Uber questioned 85 current and former employees, and searched the computers of 10 of them. The company agreed to search for the documents more extensively after Wednesday’s hearing.

Representatives and attorneys for Waymo and Uber declined to comment or did not respond to interview requests.

On Friday, Uber is expected to outline its argument against Waymo’s request for an injunction that would stop Uber from using the disputed self-driving technology until the case is resolve. The company is also attempting to move the case to arbitration, and a hearing on that motion is scheduled for later this month.
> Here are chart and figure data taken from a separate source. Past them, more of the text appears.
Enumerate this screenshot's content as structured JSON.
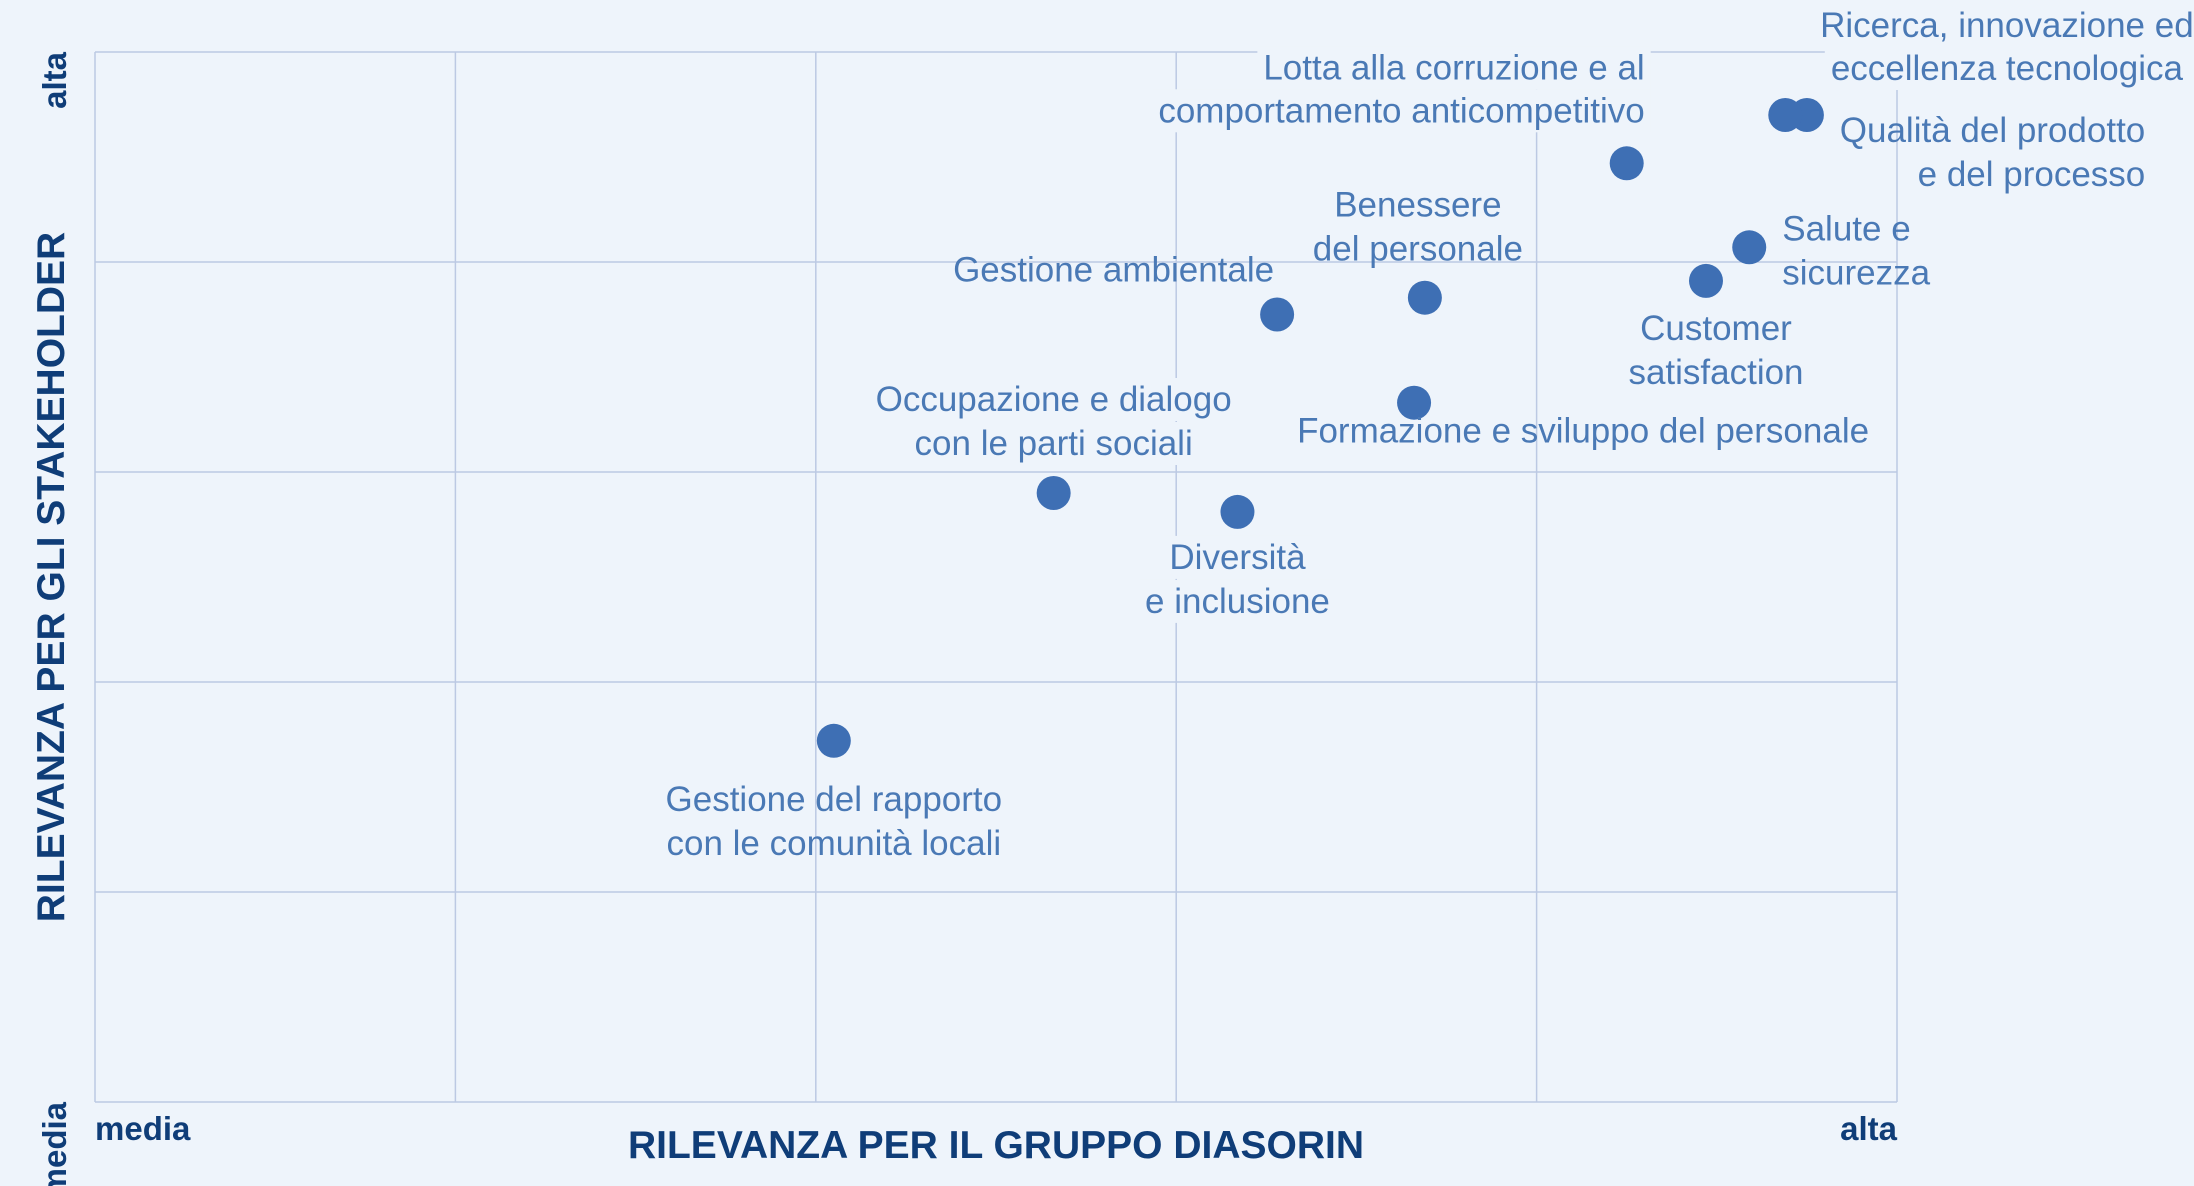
{
  "chart_data": {
    "type": "scatter",
    "title": "",
    "xlabel": "RILEVANZA PER IL GRUPPO DIASORIN",
    "ylabel": "RILEVANZA PER GLI STAKEHOLDER",
    "x_tick_labels": {
      "min": "media",
      "max": "alta"
    },
    "y_tick_labels": {
      "min": "media",
      "max": "alta"
    },
    "xlim": [
      0,
      5
    ],
    "ylim": [
      0,
      5
    ],
    "grid": true,
    "colors": {
      "point": "#3e6fb4",
      "label": "#4a79b5",
      "axis_text": "#0f3d78",
      "grid": "#bcc9e3",
      "background": "#eef4fb"
    },
    "points": [
      {
        "name": "Ricerca, innovazione ed eccellenza tecnologica",
        "lines": [
          "Ricerca, innovazione ed",
          "eccellenza tecnologica"
        ],
        "x": 4.75,
        "y": 4.7
      },
      {
        "name": "Qualità del prodotto e del processo",
        "lines": [
          "Qualità del prodotto",
          "e del processo"
        ],
        "x": 4.69,
        "y": 4.7
      },
      {
        "name": "Lotta alla corruzione e al comportamento anticompetitivo",
        "lines": [
          "Lotta alla corruzione e al",
          "comportamento anticompetitivo"
        ],
        "x": 4.25,
        "y": 4.47
      },
      {
        "name": "Salute e sicurezza",
        "lines": [
          "Salute e",
          "sicurezza"
        ],
        "x": 4.59,
        "y": 4.07
      },
      {
        "name": "Customer satisfaction",
        "lines": [
          "Customer",
          "satisfaction"
        ],
        "x": 4.47,
        "y": 3.91
      },
      {
        "name": "Benessere del personale",
        "lines": [
          "Benessere",
          "del personale"
        ],
        "x": 3.69,
        "y": 3.83
      },
      {
        "name": "Gestione ambientale",
        "lines": [
          "Gestione ambientale"
        ],
        "x": 3.28,
        "y": 3.75
      },
      {
        "name": "Formazione e sviluppo del personale",
        "lines": [
          "Formazione e sviluppo del personale"
        ],
        "x": 3.66,
        "y": 3.33
      },
      {
        "name": "Occupazione e dialogo con le parti sociali",
        "lines": [
          "Occupazione e dialogo",
          "con le parti sociali"
        ],
        "x": 2.66,
        "y": 2.9
      },
      {
        "name": "Diversità e inclusione",
        "lines": [
          "Diversità",
          "e inclusione"
        ],
        "x": 3.17,
        "y": 2.81
      },
      {
        "name": "Gestione del rapporto con le comunità locali",
        "lines": [
          "Gestione del rapporto",
          "con le comunità locali"
        ],
        "x": 2.05,
        "y": 1.72
      }
    ]
  }
}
Levandowski previously worked on Google’s self-driving car project, now named Waymo, before leaving to start another autonomous driving company called Otto last year. That firm was quickly acquired by Uber for $680 million and Levandowski now heads Uber’s self-driving car program.

Last week, Waymo also accused Levandowski of working with two competing companies, Tyto Lidar and Odin Wave, while still a Google employee. Tyto Lidar was later acquired by Otto, according to Waymo.

Levandowski has invoked the Fifth Amendment, which protects a person from incriminating himself, and declined to provide information to Uber. He remains an Uber employee.

The outcome of the lawsuit could alter the future of both companies. Waymo and its parent company, Alphabet, have poured large sums of money into the development and testing of self-driving technology. In January, the company announced it had created its own sensors to control the hardware that feeds images and other data to its software.

Uber has moved aggressively to develop and test its autonomous cars on roads in California, Pennsylvania and Arizona. The company poses a threat to Waymo in a marketplace whose competitors already include the world’s largest automakers and other technology companies.

“Competition should be fueled by innovation in the labs and on the roads, not through unlawful actions,” a Waymo spokesperson said previously. “Given the strong evidence we have, we are asking the court step in to protect intellectual property developed by our engineers over thousands of hours and to prevent any use of that stolen IP.”

Industry observers expect that self-driving vehicles will first hit the road as part of ride-sharing fleets, giving Uber and its competitor Lyft a natural advantage over other players. (In 2016, Lyft secured a $500 million investment from General Motors to partner on self-driving efforts.)

The technology could also bring big financial benefits to Uber’s business, which news reports say continues to lose money despite significant growth. Uber shares a portion of the revenue from each ride with its drivers, and that expense could go away over time as its fleet of vehicles becomes more autonomous.

“We are incredibly proud of the progress that our team has made,” Uber has previous said in a statement. “We have reviewed Waymo’s claims and determined them to be a baseless attempt to slow down a competitor and we look forward to vigorously defending against them in court. In the meantime, we will continue our hard work to bring self-driving benefits to the world.”